La lutte contre le trafic des espèces
Le trafic du vivant pèse 15 milliards d'euros par an, ce qui le classe au 4e rang des activités illicites mondiales derrière le trafic de drogues, la contrefaçon et le trafic d'êtres humains. Il concernerait chaque année 50.000 singes, 640.000 reptiles, 1,5 million d'oiseaux, 3 millions de tortues et 350 millions de poissons d'aquarium. A cela s'ajoutent les produits dérivés : 1,6 millions de peaux de lézards, 1,1 millions de fourrures, 1,1 millions de peaux de reptiles, 1 million de morceaux de coraux, 300.000 peaux de crocodiles, 21.000 trophées de chasse et 300 tonnes de caviar (Source : Rapport de l'organisation mondiales des douanes).
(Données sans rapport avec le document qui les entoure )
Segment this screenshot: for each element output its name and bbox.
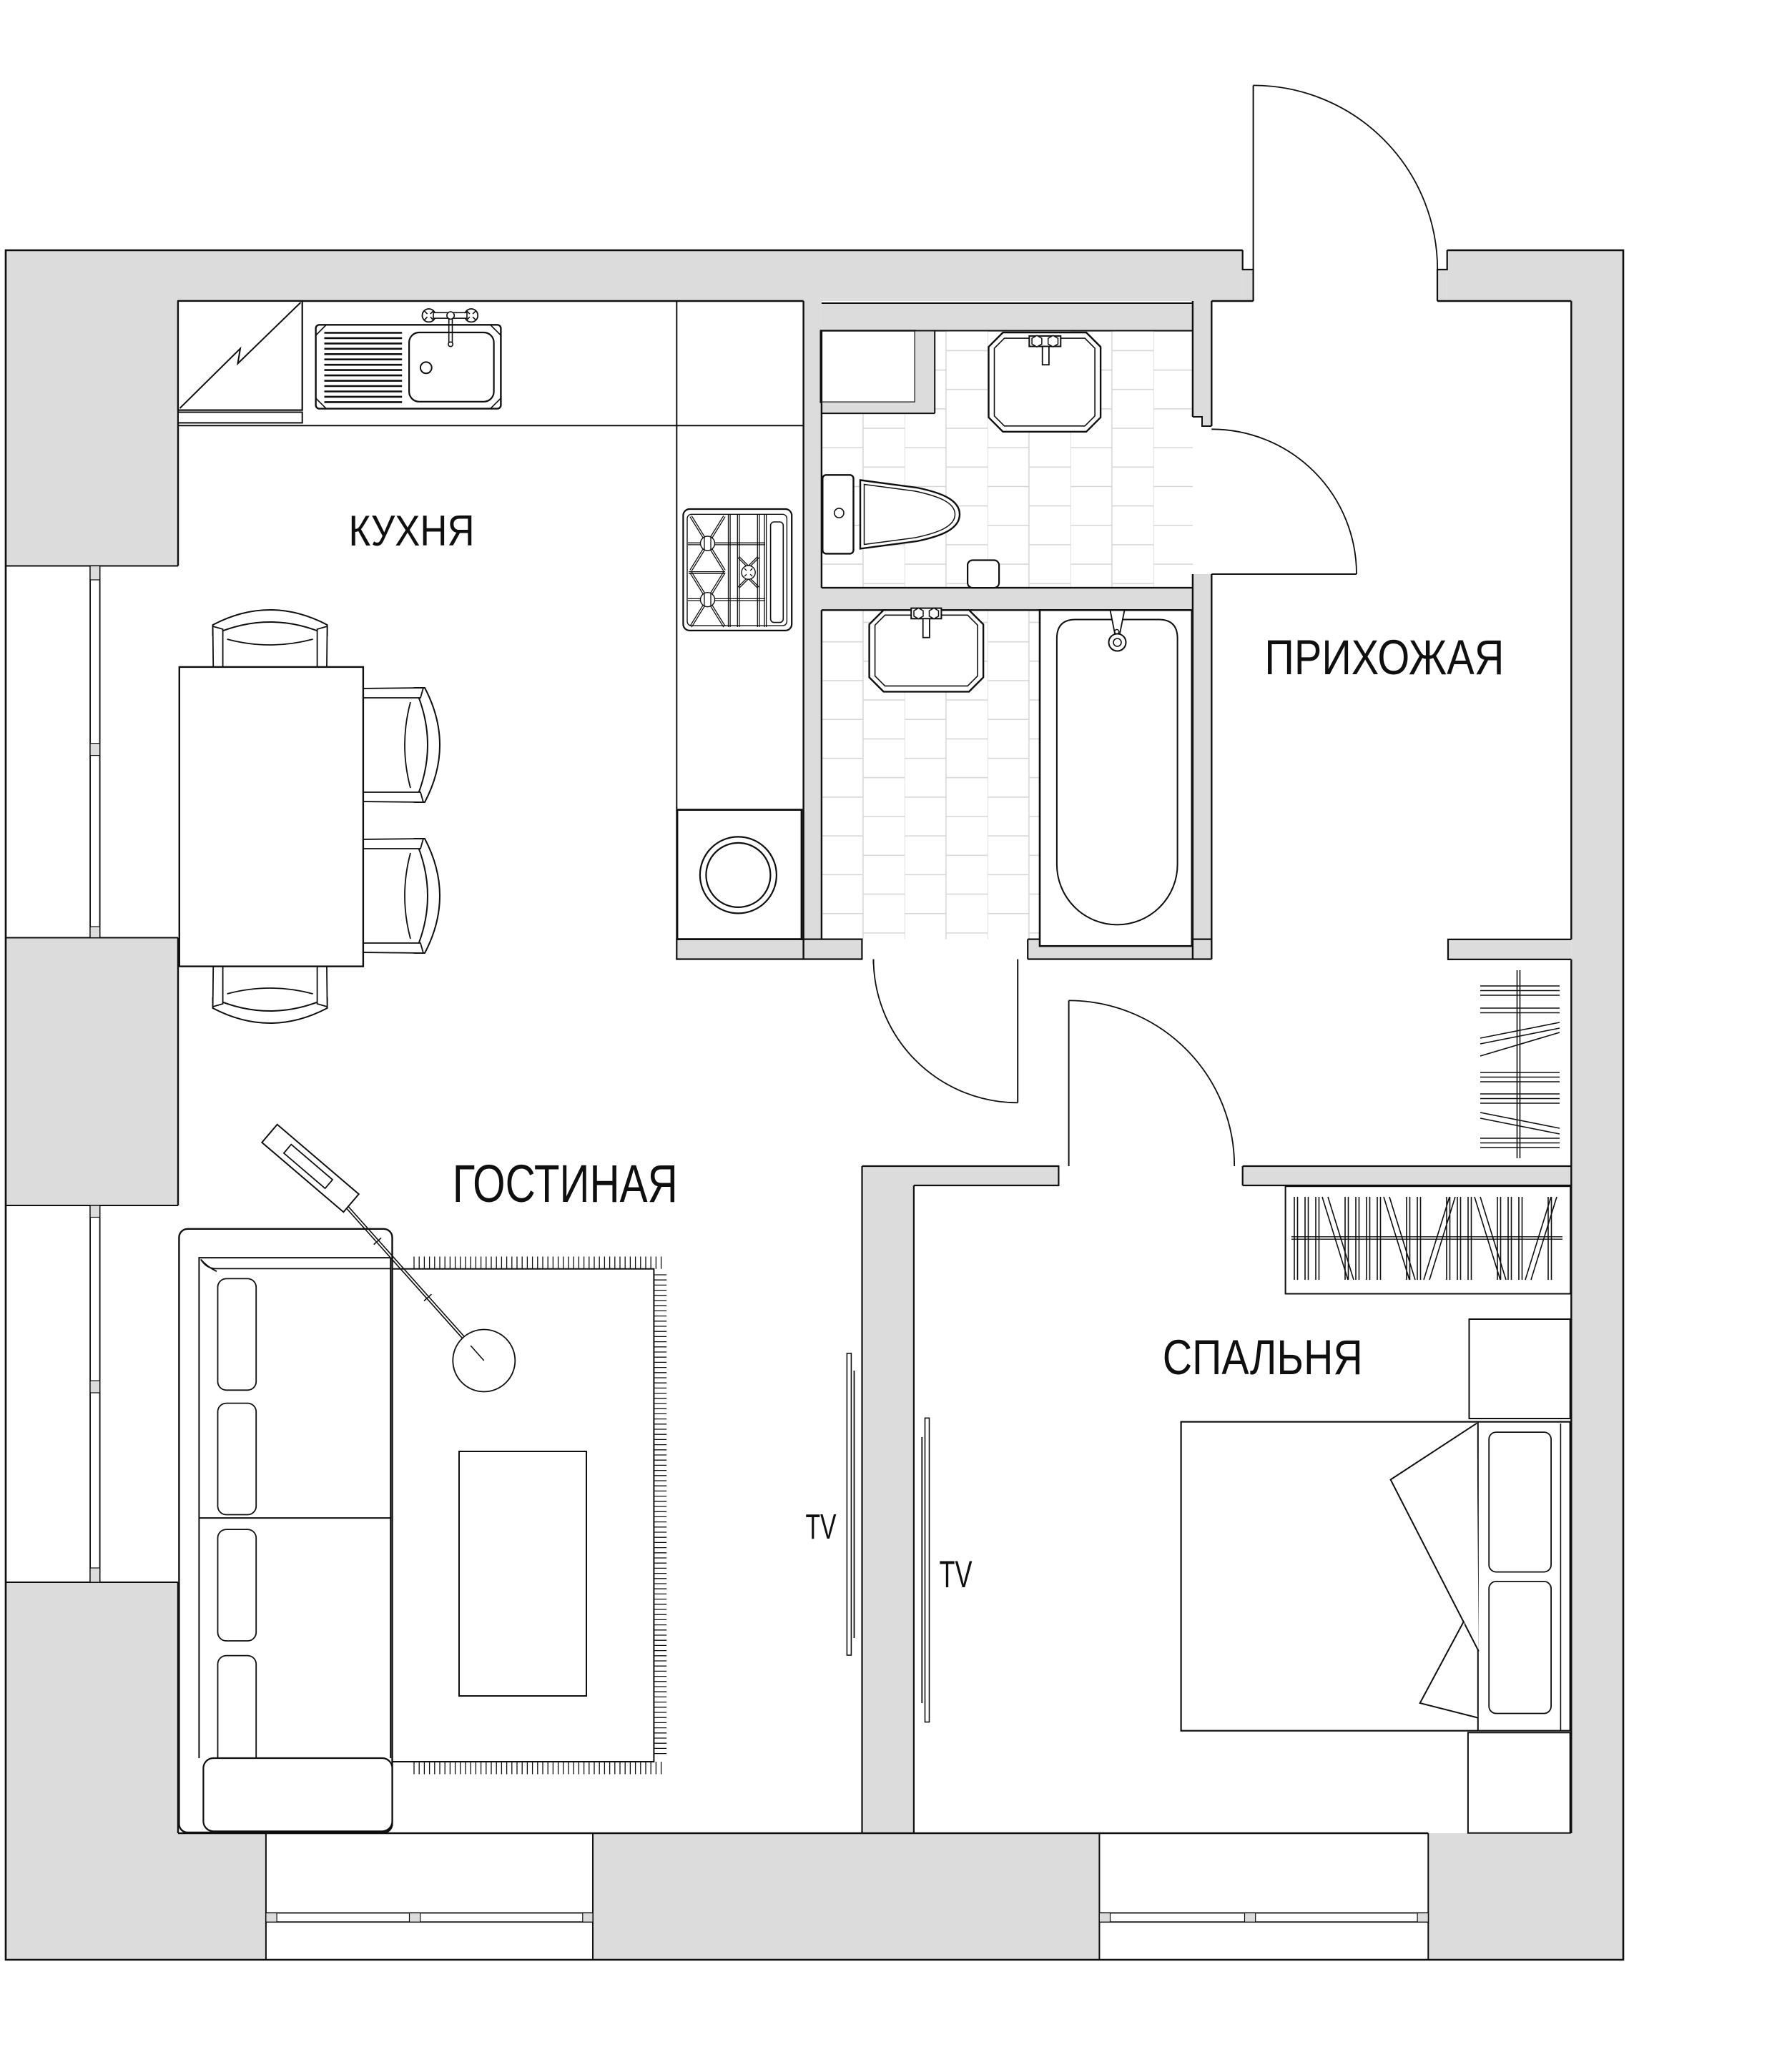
- svg-text:СПАЛЬНЯ: СПАЛЬНЯ: [1163, 1330, 1363, 1385]
- svg-text:КУХНЯ: КУХНЯ: [349, 507, 475, 555]
- svg-text:TV: TV: [806, 1508, 837, 1546]
- svg-text:ПРИХОЖАЯ: ПРИХОЖАЯ: [1264, 630, 1504, 685]
- svg-text:ГОСТИНАЯ: ГОСТИНАЯ: [453, 1154, 678, 1213]
- svg-text:TV: TV: [940, 1554, 973, 1596]
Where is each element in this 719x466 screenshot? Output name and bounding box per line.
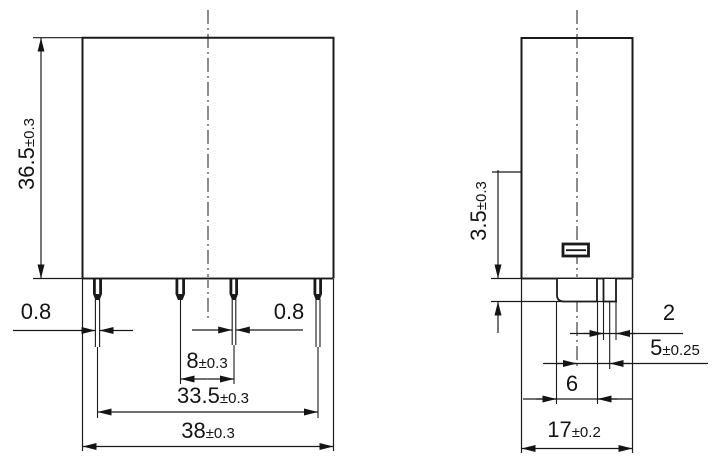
dim-value: 33.5	[177, 383, 220, 408]
dim-tolerance: ±0.3	[220, 390, 249, 407]
front-view	[13, 10, 334, 451]
side-small-pin	[604, 279, 617, 302]
dim-tolerance: ±0.2	[572, 424, 601, 441]
dim-tolerance: ±0.3	[206, 425, 235, 442]
front-pin-3	[230, 279, 239, 384]
dim-value: 3.5	[466, 210, 491, 241]
dim-value: 17	[547, 417, 571, 442]
front-pin-1	[93, 279, 102, 418]
side-slot-detail	[563, 244, 589, 256]
side-blade-width-label: 6	[566, 373, 578, 395]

En France, le projet de loi relatif à la biodiversité (2015) propose de renforcer des moyens de répression avec un relèvement des amendes et une coordination renforcée des services et ministères chargés de la mise en œuvre de la CITES (Convention sur le commerce international des espèces de faune et flore menacées d'extinction).

Rappel :
Il existe de nombreux moyens pour protéger la biodiversité :
produire et consommer autrement, contrôler le commerce international, restaurer les milieux, réduire les pressions et la pollution, économiser l'espace, sensibiliser, éduquer et former, renforcer les réglementations environnementales... Et chacun peut heureusement à son niveau contribuer à ces objectifs ambitieux par ses modes de transports, ses choix de consommation, ses implications dans les associations.
Mais la création d'espaces naturels protégés est l'un des moyens concrets pour protéger les milieux et espèces car pour se développer, les espèces dépendent principalement de leur milieu support et de son bon état de conservation.
Complément : Débat : Conserver une nature intrinsèquement dynamique et évolutive ?
« L'idée de conserver une nature qui ne cesse de changer est un mirage lié à la courte durée de la vie humaine »
. André Langaney, généticien et professeur, Université de Genève, Espaces naturels n°50 mars-juin 2015 pp 18 et 19.